Nein, also es war wirklich nicht so schlimm. Und dann, wie soll sich die Seele anders als durch ein wenig Bosheit von einer Last befreien? Und außerdem halte ich auch heute fast alles für richtig was ich schrieb. Manches hast Du mißverstanden, z. B. das von dem einzigen Leiden; denn Deine Selbstquälerei ist dieses einzige Leiden, doch nicht Deine Briefe, die mir jeden Morgen die Kraft geben den Tag zu überstehn und so gut zu überstehn, dass ich auf keinen einzigen (dieser Briefe, das ist selbstverständlich, aber auf keinen einzigen) dieser Tage verzichten wollte. Und die Briefe auf dem Vorzimmertisch widerlegen mich doch gar nicht, schon die Möglichkeit diese Briefe zu schreiben und hinzulegen, war etwas. Und eifersüchtig bin ich gar nicht, glaube mir, aber dass es überflüssig wäre, eifersüchtig zu sein, ist wirklich schwer einzusehn.

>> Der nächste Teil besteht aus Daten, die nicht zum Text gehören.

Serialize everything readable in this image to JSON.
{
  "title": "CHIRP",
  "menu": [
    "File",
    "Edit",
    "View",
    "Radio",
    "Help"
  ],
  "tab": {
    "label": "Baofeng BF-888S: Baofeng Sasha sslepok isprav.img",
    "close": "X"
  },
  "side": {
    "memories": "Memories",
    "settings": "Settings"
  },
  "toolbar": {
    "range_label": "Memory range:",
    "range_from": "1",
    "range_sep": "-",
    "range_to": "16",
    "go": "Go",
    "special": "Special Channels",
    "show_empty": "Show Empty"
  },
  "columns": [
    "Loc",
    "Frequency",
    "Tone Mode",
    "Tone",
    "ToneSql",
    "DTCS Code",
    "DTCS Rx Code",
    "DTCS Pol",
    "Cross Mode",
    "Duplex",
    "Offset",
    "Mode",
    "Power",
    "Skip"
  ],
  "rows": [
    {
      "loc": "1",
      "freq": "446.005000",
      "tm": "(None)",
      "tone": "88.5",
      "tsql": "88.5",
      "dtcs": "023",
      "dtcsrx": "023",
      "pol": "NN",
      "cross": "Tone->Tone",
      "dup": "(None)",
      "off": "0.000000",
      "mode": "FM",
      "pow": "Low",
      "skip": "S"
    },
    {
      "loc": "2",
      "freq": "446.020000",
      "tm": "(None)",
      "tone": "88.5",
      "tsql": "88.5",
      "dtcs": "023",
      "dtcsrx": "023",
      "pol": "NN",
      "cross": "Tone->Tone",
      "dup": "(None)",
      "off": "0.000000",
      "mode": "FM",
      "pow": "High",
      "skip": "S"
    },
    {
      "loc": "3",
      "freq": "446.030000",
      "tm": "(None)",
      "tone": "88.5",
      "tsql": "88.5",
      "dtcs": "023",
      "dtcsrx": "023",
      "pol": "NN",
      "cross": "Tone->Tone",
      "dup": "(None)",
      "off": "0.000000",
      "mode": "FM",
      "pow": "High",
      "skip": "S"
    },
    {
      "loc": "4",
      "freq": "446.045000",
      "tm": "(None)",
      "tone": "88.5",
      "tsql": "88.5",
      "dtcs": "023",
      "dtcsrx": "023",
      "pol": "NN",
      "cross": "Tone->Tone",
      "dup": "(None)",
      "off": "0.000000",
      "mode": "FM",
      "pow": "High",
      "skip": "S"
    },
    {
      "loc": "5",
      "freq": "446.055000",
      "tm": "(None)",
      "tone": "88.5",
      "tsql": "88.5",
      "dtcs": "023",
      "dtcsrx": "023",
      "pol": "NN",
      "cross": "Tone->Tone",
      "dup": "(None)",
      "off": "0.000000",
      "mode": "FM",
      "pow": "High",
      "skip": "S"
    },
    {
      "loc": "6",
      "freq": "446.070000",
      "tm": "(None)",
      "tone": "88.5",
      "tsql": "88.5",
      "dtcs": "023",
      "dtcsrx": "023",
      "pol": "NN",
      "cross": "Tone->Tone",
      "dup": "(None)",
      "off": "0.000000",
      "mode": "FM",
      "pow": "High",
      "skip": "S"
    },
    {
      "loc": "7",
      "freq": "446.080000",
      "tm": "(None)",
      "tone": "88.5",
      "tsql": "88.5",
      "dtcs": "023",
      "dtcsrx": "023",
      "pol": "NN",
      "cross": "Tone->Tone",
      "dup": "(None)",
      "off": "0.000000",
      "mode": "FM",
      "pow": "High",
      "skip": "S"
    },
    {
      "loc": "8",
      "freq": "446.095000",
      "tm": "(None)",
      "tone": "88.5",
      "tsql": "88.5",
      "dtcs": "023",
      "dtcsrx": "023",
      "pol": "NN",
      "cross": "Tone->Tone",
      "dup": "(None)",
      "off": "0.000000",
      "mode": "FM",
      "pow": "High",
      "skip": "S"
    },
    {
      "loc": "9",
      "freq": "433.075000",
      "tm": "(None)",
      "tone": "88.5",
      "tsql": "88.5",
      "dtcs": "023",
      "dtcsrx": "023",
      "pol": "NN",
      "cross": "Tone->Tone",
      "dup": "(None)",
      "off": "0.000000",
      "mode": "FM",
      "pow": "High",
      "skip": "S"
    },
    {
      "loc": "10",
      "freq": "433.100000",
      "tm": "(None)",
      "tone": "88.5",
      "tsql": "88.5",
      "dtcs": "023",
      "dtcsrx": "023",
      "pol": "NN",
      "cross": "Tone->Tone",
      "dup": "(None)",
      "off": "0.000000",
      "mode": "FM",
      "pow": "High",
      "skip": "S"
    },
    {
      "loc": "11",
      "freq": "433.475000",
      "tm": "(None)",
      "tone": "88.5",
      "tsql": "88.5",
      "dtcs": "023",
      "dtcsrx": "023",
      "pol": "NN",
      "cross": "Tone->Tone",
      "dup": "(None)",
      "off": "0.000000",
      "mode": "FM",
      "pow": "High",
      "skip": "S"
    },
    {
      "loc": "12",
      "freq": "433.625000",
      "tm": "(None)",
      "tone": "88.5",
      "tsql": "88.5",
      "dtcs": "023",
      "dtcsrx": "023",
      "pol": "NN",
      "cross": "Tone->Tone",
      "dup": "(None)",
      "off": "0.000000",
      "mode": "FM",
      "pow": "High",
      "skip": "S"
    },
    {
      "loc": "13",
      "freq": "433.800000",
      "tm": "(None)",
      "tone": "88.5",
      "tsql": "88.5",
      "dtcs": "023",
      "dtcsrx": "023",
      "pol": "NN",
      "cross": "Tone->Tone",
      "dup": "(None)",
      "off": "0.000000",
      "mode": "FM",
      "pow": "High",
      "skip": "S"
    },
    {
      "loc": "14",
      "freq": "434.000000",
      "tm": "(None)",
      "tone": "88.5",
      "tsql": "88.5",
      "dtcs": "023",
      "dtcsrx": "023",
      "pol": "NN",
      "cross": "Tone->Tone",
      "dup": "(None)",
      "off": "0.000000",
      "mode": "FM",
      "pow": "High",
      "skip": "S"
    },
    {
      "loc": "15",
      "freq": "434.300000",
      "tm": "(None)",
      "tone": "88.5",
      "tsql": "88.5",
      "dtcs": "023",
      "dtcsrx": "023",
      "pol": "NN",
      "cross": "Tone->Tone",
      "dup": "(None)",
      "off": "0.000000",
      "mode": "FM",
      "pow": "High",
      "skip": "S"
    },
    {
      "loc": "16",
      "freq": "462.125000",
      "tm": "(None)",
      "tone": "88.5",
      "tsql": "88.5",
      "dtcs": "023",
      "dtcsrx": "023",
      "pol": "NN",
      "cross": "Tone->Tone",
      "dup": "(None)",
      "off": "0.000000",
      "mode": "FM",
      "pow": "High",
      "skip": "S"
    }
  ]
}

Nicht eifersüchtig zu sein gelingt mir immer, die Überflüssigkeit der Eifersucht einzusehn, aber nur manchmal. Ja, noch die "Retter". Das Eigentümliche der "Retter" ist nämlich - und es geschieht ihnen recht, ich stehe abseits und freue mich darüber d. h. nicht über den einzelnen Fall freue ich mich, aber über diese Weltgesetzlichkeit - dass sie das, was sie herausziehn wollten, mit tierischem Ernst hineinhämmern.

Nun habe ich also endlich Max etwas zu erzählen, Dein allerdings etwas kurzes Urteil über sein großes Buch. Er fragt nämlich immerfort nach Dir und wie es Dir geht und was geschieht und alles kümmert ihn im Herzen. Aber ich kann ihm fast gar nichts sagen, glücklicher Weise verwehrt es schon die Sprache. Ich kann doch nicht von irgendeiner Milena in Wien erzählen und dann fortfahren, dass "sie" dies und jenes meint und sagt und tut. Du bist doch weder "Milena" noch "sie", das ist blanker Unsinn, also kann ich gar nichts sagen. Das ist so selbstverständlich, dass es mir nicht einmal leid tut.

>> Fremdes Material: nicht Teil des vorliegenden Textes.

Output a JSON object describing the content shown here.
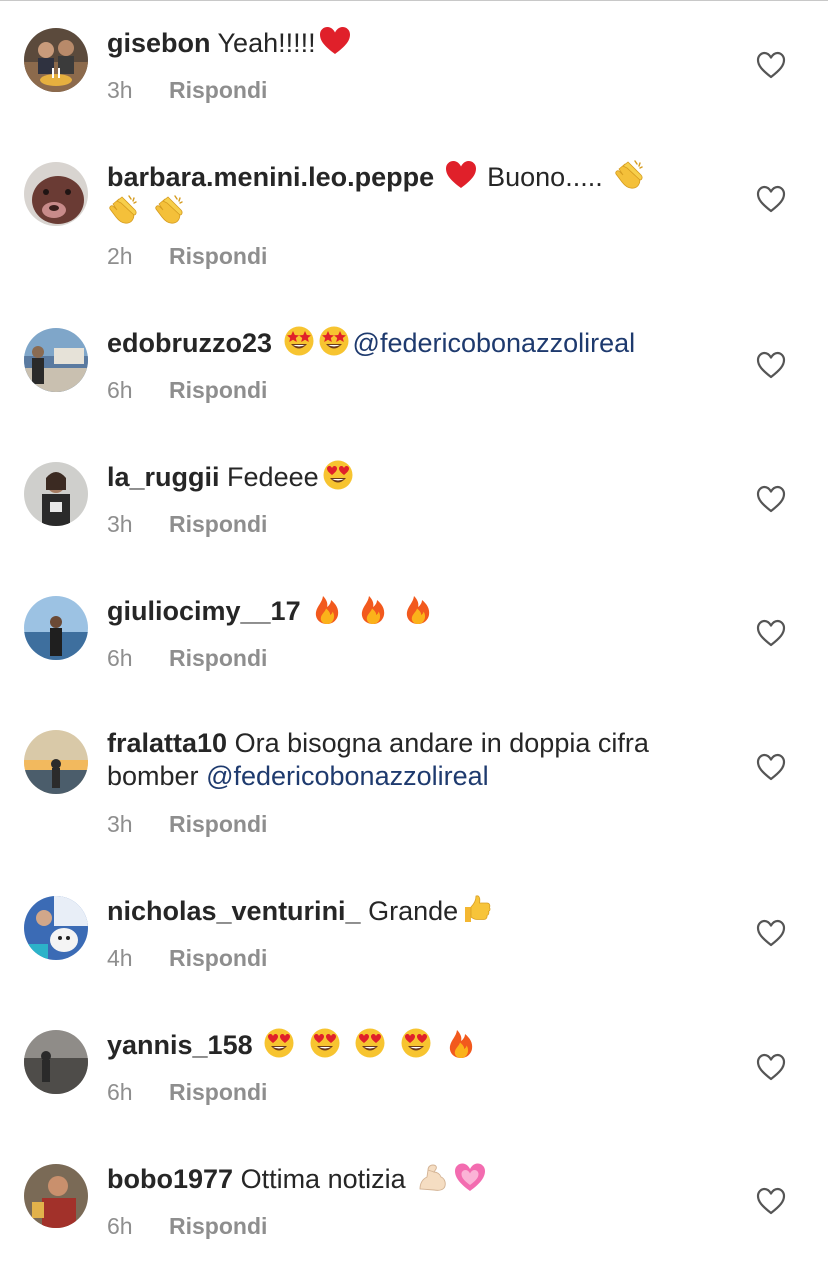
{
  "icons": {
    "like": "heart-outline-icon"
  },
  "colors": {
    "username": "#262626",
    "text": "#262626",
    "meta": "#8e8e8e",
    "mention": "#1e3a6e",
    "heart_emoji": "#e0202a"
  },
  "comments": [
    {
      "username": "gisebon",
      "text_before": "Yeah!!!!!",
      "emojis": [
        "red-heart"
      ],
      "time": "3h",
      "reply_label": "Rispondi"
    },
    {
      "username": "barbara.menini.leo.peppe",
      "text_before": "Buono.....",
      "emojis_before_text": [
        "red-heart"
      ],
      "emojis": [
        "clapping-hands",
        "clapping-hands",
        "clapping-hands"
      ],
      "time": "2h",
      "reply_label": "Rispondi"
    },
    {
      "username": "edobruzzo23",
      "emojis": [
        "star-struck",
        "star-struck"
      ],
      "mention": "@federicobonazzolireal",
      "time": "6h",
      "reply_label": "Rispondi"
    },
    {
      "username": "la_ruggii",
      "text_before": "Fedeee",
      "emojis": [
        "heart-eyes"
      ],
      "time": "3h",
      "reply_label": "Rispondi"
    },
    {
      "username": "giuliocimy__17",
      "emojis": [
        "fire",
        "fire",
        "fire"
      ],
      "time": "6h",
      "reply_label": "Rispondi"
    },
    {
      "username": "fralatta10",
      "text_before": "Ora bisogna andare in doppia cifra bomber",
      "mention": "@federicobonazzolireal",
      "time": "3h",
      "reply_label": "Rispondi"
    },
    {
      "username": "nicholas_venturini_",
      "text_before": "Grande",
      "emojis": [
        "thumbs-up"
      ],
      "time": "4h",
      "reply_label": "Rispondi"
    },
    {
      "username": "yannis_158",
      "emojis": [
        "heart-eyes",
        "heart-eyes",
        "heart-eyes",
        "heart-eyes",
        "fire"
      ],
      "time": "6h",
      "reply_label": "Rispondi"
    },
    {
      "username": "bobo1977",
      "text_before": "Ottima notizia",
      "emojis": [
        "flexed-biceps",
        "growing-heart"
      ],
      "time": "6h",
      "reply_label": "Rispondi"
    }
  ]
}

Ja mit fremden Menschen über Dich reden das kann ich allerdings und das ist auch ein auserlesenes Vergnügen. Würde ich mir dabei erlauben noch ein wenig Komödie zu spielen, wozu es sehr lockt, wäre das Vergnügen noch größer. Letzthin traf ich Rudolf Fuchs. Ich habe ihn gern, aber so groß wäre die Freude ihn zu treffen sonst gewiß nicht gewesen und die Hand hätte ich ihm auch nicht so gemein fest gedrückt. Und dabei wußte ich ja, das Ergebnis werde nicht sehr groß sein, aber mag es auch klein sein, dachte ich. Das Gespräch gierig sofort auf Wien über und auf die Gesellschaft in der er dort verkehrt hatte. Es interessierte mich sehr Namen zu hören, er begann aufzuzählen, nein, so meinte ich es nicht, die Frauen wollte ich nennen hören. "Ja, da war also Milena Pollak, die Sie doch kennen." "Ja, Milena" wiederholte ich und sah die Ferdinandsstraße hinunter, was sie dazu sagen würde. Dann kamen noch andere Namen, ich bekam wieder den alten Husten und das Gespräch verlor sich. Wie ihm wieder aufhelfen? "Können Sie mir sagen in welchem Kriegsjahr ich in Wien war?" "1917" "War damals Ernst Pollak noch nicht in Wien? Ich habe ihn damals nicht gesehn. War er noch nicht verheiratet?" "Nein." Schluß. Nun hätte ich mir ja noch ein wenig von Dir erzählen lassen können, aber ich hatte nicht die dazu nötige Kraft.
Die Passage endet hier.